Earlier this year, Senate Bill SB-206, the “Fair Pay to Play Act” was introduced in California. After passing both the State Senate and the Assembly committees, the legislation now goes to the full legislature for what appears to be a late summer approval. The bill has got the NCAA up in arms and threatening severe sanctions on California schools.

Will college athletes now get a piece of the wealth generated by collegiate athletics? Should they? (image: MSNBC.com)

The pending California law prohibits universities and colleges from preventing athletes from profiting off the use of their names, images and likenesses. Scholarships could not be reduced or altered based on monetary or other gain the students received. The act also allows student-athletes to hire an agent to represent them in such matters. The intent is for marketable college athletes to sign endorsement deals and other licensing agreements without the threat of punishment from their schools.

A trust fund would hold these profits until the student has graduated or otherwise left the school. Also included is a provision which would allow students to use compensation to pay incidental academic expenses. Even ‘full ride’ scholarships don’t always include lab or computers fees and other additional expenses of college education.

We often think of ‘marketable athletes’ as the elite football and basketball players, who will sign lucrative contracts once they leave school. But many other athletes would benefit from this easing of rules. Most college athletes do not turn pro and do not sign big contracts. But the sports apparel and gaming industries use college athletes to promote their products. Compensation for those rights goes either to the university or the NCAA. The California bill would direct those payments to the students whose images are being used.

The California law would take effect on Jan. 1, 2023. By amending the state’s Education Code, to prohibit California colleges from denying their student-athletes of opportunities to earn compensation derived from the use of their names, images and likenesses. 

This legislation strikes at the very heart of what the NCAA considers the true nature of amateur sports.
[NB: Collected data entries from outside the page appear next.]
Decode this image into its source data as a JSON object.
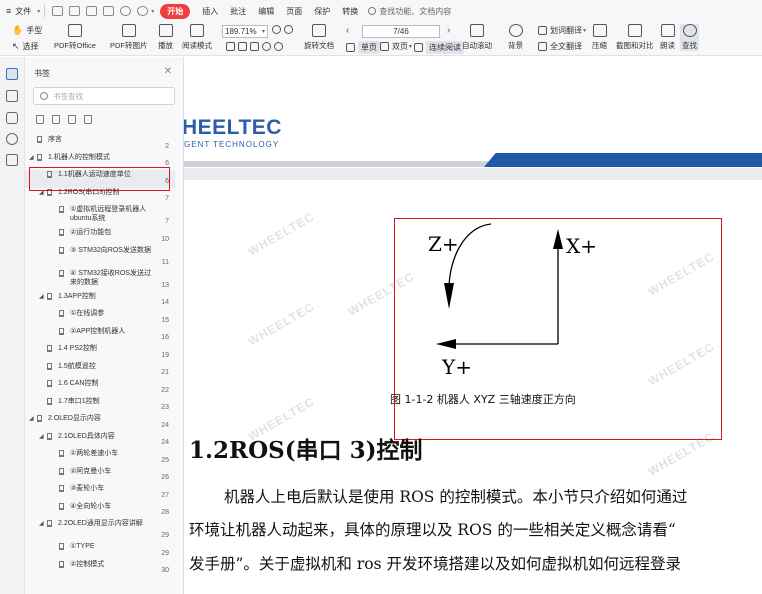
{
  "menu": {
    "file": "文件",
    "start": "开始",
    "insert": "插入",
    "annotate": "批注",
    "edit": "编辑",
    "page": "页面",
    "protect": "保护",
    "convert": "转换",
    "search_placeholder": "查找功能、文档内容"
  },
  "toolbar": {
    "hand": "手型",
    "select": "选择",
    "pdf_to_office": "PDF转Office",
    "pdf_to_image": "PDF转图片",
    "play": "播放",
    "read_mode": "阅读模式",
    "zoom": "189.71%",
    "rotate_doc": "旋转文档",
    "page_indicator": "7/46",
    "single_page": "单页",
    "double_page": "双页",
    "continuous": "连续阅读",
    "auto_scroll": "自动滚动",
    "background": "背景",
    "translate_words": "划词翻译",
    "full_translate": "全文翻译",
    "compress": "压缩",
    "screenshot_compare": "截图和对比",
    "read_aloud": "朗读",
    "find": "查找"
  },
  "bookmarks": {
    "title": "书签",
    "search_placeholder": "书签查找",
    "items": [
      {
        "label": "序言",
        "page": "2",
        "level": 0,
        "arrow": ""
      },
      {
        "label": "1.机器人的控制模式",
        "page": "6",
        "level": 0,
        "arrow": "◢"
      },
      {
        "label": "1.1机器人运动速度单位",
        "page": "6",
        "level": 1,
        "arrow": ""
      },
      {
        "label": "1.2ROS(串口3)控制",
        "page": "7",
        "level": 1,
        "arrow": "◢"
      },
      {
        "label": "①虚拟机远程登录机器人ubuntu系统",
        "page": "7",
        "level": 2,
        "arrow": ""
      },
      {
        "label": "②运行功能包",
        "page": "10",
        "level": 2,
        "arrow": ""
      },
      {
        "label": "③ STM32向ROS发送数据",
        "page": "11",
        "level": 2,
        "arrow": ""
      },
      {
        "label": "④ STM32接收ROS发送过来的数据",
        "page": "13",
        "level": 2,
        "arrow": ""
      },
      {
        "label": "1.3APP控制",
        "page": "14",
        "level": 1,
        "arrow": "◢"
      },
      {
        "label": "①在线调参",
        "page": "15",
        "level": 2,
        "arrow": ""
      },
      {
        "label": "②APP控制机器人",
        "page": "16",
        "level": 2,
        "arrow": ""
      },
      {
        "label": "1.4 PS2控制",
        "page": "19",
        "level": 1,
        "arrow": ""
      },
      {
        "label": "1.5航模遥控",
        "page": "21",
        "level": 1,
        "arrow": ""
      },
      {
        "label": "1.6 CAN控制",
        "page": "22",
        "level": 1,
        "arrow": ""
      },
      {
        "label": "1.7串口1控制",
        "page": "23",
        "level": 1,
        "arrow": ""
      },
      {
        "label": "2.OLED显示内容",
        "page": "24",
        "level": 0,
        "arrow": "◢"
      },
      {
        "label": "2.1OLED具体内容",
        "page": "24",
        "level": 1,
        "arrow": "◢"
      },
      {
        "label": "①两轮差速小车",
        "page": "25",
        "level": 2,
        "arrow": ""
      },
      {
        "label": "②阿克曼小车",
        "page": "26",
        "level": 2,
        "arrow": ""
      },
      {
        "label": "③麦轮小车",
        "page": "27",
        "level": 2,
        "arrow": ""
      },
      {
        "label": "④全向轮小车",
        "page": "28",
        "level": 2,
        "arrow": ""
      },
      {
        "label": "2.2OLED通用显示内容讲解",
        "page": "29",
        "level": 1,
        "arrow": "◢"
      },
      {
        "label": "①TYPE",
        "page": "29",
        "level": 2,
        "arrow": ""
      },
      {
        "label": "②控制模式",
        "page": "30",
        "level": 2,
        "arrow": ""
      }
    ]
  },
  "document": {
    "logo": "HEELTEC",
    "logo_sub": "GENT TECHNOLOGY",
    "watermark": "WHEELTEC",
    "figure": {
      "z_label": "Z+",
      "x_label": "X+",
      "y_label": "Y+",
      "caption": "图  1-1-2  机器人 XYZ 三轴速度正方向"
    },
    "heading": "1.2ROS(串口 3)控制",
    "paragraphs": [
      "机器人上电后默认是使用 ROS 的控制模式。本小节只介绍如何通过",
      "环境让机器人动起来，具体的原理以及 ROS 的一些相关定义概念请看“",
      "发手册”。关于虚拟机和 ros 开发环境搭建以及如何虚拟机如何远程登录"
    ]
  }
}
The NCAA higher-ups are not happy.

NCAA Fights Back

Initially, the NCAA came out with a bluster of threats when SB-206 was proposed.

In a letter to the California Senate committee considering the bill, NCAA President Mark Emmert said: “When contrasted with current NCAA rules the bill threatens to alter materially the principles of intercollegiate athletics.” Which would Emmert continued, “create local differences that would make it impossible to host fair national championships.”

Implied in those words is the concern that student athletes would flock to California schools if they knew they could get paid to play there.

In a follow-up communication, President Emmert said that should the legislation become law, California schools would be banned from NCAA Championship events. “It likely would have a negative impact on the exact students athletes it intends to assist,” Emmert said.

However, in May the NCAA announced that it has “convened a working group to review the NCAA’s policies on name, image and likeness rights. The working group will likewise explore potential proposals that might permit college athletes to receive compensation for the use of those rights.

Starving Student-Athletes

We often hear that college athletes are compensated with a free education, which includes room and board plus tuition. Just how true is this idea and what are some of the other costs and expenses of a college education?

  • Annual college scholarship shortfall is $3,285
  • NCAA rules restrict ‘athletic participation’ to 20 hours per week; average true sports demands often exceed 35 hours
  • Fair market value of an NCAA FBS starting player is estimated at over $275,000 a year
  • 80%+ of college athletes live below the Federal poverty level

Federal Intervention

The NCAA is slowly becoming aware that if it doesn’t change some rules voluntarily, it may be forced to do so by law. The Fair Pay to Play Act is the product of just one State legislature. There is action at the Federal level. House resolution 1804 is titled the “Student-Athlete Equity Act.”

The Equity Act is currently under review by the House Ways and Means Committee. The Equity Act will alter the U.S. Tax Code to tie the NCAA’s eligibility as a non-profit to the NCAA making a major changes in how college athletes are compensated for commercial tie-ins to their name and likeness.

The wording of the proposed Federal legislation speaks directly to the NCAA iron-fisted control of student-athletes and their schools:

To amend the Internal Revenue Code of 1968 to prohibit qualified amateur sports organizations from prohibiting or substantially restricting the use of an athletes name, image, or likeness, and for other purposes.

Take that, NCAA!

End to Amateur College Sports?

What is at stake here is the end of NCAA-dictated amateurism. At least that’s the position of NCAA officials. On the other side of the argument is the end of the exploitation of thousands of student-athletes by the use of their names and images without compensation.

Yes, the NCAA will dig in its heels. Yes, they will take the California legislation to court. But in the end, the currents of amateurism and fairness will allow the fair play laws to change the face of collegiate athletics.

Notice the California law is set to take effect in 2023, leaving plenty of time to a comprehensive solution to these issues.